Atlanta Federal Reserve President, Dennis Lockhart put the brakes on the rally by uttering dangerous words, further easing is no “panacea.” Well, at the very minimum, it sure makes Wall Street’s algorithms feel a lot better.
By the time Friday rolled around, stocks got back on track as the boss, Ben Bernanke, said there is room for the central bank to do more. Now, that felt a lot better and the headline reading computer models resumed buying.
Despite gains to end the week, the NASDAQ lost ground for the first time in six weeks. Meanwhile, it was the first red week for the Dow and S&P in seven weeks. Although the losses were mild, the action created a few technical warning flares on the index charts.
Like ETF Stocks mentioned up top, the trio of major indexes failed in their attempts to make highs. The inability to breakout could harden resistance, and the lack of reaching new, higher highs are warning signs. Add in bearish MACD crossovers for the Dow and S&P, and chart watchers have reason to believe some short-term trouble could be ahead.
The question then becomes, is it an opportunity to buy or take profits before the storm? The answer brings us back to the trend being like a dog for men and diamonds for women. (Tells you who the smarter sex really is, doesn’t it?)
Equities are clearly trading in an ascending channel and are much closer to the top barrier than the bottom. As long as the NASDAQ stays above 2,950ish, the Dow on top of 12,900ish, and the S&P on the better side of 1,375, then the trend intact.

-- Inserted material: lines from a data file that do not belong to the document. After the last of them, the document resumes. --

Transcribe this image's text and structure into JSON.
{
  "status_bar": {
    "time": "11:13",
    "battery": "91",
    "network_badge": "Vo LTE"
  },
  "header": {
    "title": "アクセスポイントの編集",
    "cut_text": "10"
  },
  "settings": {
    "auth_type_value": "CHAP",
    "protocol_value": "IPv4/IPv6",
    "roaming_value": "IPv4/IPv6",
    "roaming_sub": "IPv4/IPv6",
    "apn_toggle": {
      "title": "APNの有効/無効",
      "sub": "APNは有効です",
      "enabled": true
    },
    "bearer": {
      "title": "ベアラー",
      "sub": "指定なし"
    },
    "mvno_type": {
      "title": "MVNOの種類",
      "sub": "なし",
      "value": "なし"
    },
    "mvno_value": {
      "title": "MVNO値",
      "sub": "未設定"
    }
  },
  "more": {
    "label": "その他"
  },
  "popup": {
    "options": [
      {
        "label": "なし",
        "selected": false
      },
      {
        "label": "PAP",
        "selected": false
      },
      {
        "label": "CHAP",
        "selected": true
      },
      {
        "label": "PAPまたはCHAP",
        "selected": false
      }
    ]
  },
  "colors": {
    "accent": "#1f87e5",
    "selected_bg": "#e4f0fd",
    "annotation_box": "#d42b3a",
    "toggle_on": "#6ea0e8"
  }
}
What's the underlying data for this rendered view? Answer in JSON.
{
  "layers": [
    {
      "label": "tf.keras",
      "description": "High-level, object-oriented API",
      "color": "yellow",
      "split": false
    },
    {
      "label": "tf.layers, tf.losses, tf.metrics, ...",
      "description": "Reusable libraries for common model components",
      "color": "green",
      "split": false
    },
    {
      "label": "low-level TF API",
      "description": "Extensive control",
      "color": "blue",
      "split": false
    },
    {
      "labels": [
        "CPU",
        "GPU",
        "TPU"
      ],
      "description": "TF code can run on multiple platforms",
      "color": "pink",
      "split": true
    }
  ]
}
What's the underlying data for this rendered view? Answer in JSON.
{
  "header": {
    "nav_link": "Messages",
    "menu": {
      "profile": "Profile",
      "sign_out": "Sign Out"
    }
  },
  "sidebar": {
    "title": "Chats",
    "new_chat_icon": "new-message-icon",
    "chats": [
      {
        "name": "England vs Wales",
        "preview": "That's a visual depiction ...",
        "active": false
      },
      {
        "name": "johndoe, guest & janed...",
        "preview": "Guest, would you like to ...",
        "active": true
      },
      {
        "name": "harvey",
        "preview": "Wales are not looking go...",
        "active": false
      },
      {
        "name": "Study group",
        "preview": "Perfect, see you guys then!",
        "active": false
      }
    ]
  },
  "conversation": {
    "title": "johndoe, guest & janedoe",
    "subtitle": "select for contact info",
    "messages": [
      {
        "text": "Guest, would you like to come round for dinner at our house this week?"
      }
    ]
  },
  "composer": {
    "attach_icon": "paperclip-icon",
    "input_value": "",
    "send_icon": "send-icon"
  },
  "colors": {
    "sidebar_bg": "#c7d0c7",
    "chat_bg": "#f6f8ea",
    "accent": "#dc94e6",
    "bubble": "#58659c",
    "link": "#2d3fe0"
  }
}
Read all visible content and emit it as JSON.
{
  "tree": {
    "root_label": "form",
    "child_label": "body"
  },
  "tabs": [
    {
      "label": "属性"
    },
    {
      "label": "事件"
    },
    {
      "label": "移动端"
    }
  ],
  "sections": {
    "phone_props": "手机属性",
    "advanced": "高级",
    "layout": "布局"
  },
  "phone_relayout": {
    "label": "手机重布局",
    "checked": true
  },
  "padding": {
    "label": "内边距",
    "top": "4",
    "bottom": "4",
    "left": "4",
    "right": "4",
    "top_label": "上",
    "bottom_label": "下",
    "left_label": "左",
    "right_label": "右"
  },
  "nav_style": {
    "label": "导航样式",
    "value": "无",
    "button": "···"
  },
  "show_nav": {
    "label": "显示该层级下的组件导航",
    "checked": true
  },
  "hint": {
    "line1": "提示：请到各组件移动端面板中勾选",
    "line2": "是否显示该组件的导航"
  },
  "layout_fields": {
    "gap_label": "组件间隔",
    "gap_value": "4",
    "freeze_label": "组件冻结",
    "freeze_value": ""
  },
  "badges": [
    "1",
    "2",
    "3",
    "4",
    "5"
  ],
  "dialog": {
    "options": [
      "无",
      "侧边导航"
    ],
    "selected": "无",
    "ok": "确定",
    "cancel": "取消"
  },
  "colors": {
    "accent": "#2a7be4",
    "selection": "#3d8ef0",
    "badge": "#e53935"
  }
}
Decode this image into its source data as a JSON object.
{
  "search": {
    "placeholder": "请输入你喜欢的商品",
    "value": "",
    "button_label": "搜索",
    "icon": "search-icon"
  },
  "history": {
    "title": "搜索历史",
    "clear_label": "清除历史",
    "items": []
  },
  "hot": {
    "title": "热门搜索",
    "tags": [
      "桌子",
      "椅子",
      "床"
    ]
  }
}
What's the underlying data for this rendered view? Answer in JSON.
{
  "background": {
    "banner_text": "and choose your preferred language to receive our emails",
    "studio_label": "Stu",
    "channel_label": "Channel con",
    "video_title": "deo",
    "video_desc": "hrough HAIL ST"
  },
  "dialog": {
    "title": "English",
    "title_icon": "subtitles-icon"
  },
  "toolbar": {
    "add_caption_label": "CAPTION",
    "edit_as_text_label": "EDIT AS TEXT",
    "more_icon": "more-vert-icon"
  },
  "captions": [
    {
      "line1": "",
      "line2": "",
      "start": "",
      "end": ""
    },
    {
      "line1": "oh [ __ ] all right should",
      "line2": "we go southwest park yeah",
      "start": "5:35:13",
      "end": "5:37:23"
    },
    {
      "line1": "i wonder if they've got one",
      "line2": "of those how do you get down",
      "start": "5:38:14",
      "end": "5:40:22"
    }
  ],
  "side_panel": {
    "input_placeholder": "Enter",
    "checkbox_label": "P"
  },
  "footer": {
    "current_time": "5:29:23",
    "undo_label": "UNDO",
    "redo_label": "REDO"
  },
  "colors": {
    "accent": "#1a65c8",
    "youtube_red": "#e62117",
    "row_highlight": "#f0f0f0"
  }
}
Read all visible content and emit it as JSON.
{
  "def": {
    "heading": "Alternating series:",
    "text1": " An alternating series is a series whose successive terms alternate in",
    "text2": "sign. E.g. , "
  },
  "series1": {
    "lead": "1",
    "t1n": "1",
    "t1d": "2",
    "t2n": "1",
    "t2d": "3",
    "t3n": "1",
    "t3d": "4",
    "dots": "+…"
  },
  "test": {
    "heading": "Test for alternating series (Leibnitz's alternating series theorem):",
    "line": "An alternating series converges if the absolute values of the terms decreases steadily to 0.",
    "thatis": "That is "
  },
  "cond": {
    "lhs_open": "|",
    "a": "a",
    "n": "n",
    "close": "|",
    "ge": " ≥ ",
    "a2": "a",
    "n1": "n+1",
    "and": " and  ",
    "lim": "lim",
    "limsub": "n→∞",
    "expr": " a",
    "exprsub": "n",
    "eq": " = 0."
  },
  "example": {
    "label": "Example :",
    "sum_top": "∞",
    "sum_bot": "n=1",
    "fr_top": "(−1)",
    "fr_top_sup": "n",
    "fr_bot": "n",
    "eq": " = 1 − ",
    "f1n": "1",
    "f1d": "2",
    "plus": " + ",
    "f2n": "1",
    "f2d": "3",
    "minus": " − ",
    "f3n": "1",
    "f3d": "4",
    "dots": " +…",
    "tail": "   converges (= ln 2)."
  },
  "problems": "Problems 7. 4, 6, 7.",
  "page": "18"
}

Until the markets move outside of the guardrails which have contained every dip, dive and drive higher, investors might consider adding index Exchange traded funds like PowerShares QQQ (QQQ) at strategic points.
ETF Stocks sees 3,000 and 2,950 as X marks the spots to buy the dip should QQQ falter. On the other hand, if the index convincing busts out to new 2012 heights, then a leveraged exchange-traded-fund such as ProShares Ultra QQQ (QLD) could double your breakout fun.
On the flip side, should the bottom rails give way, then the trend will be broken and investor might look the other way with ProShares UltraShort QQQ (QID). Fortunately, three of our four scenarios favor a bullish outcome and friendly for investors.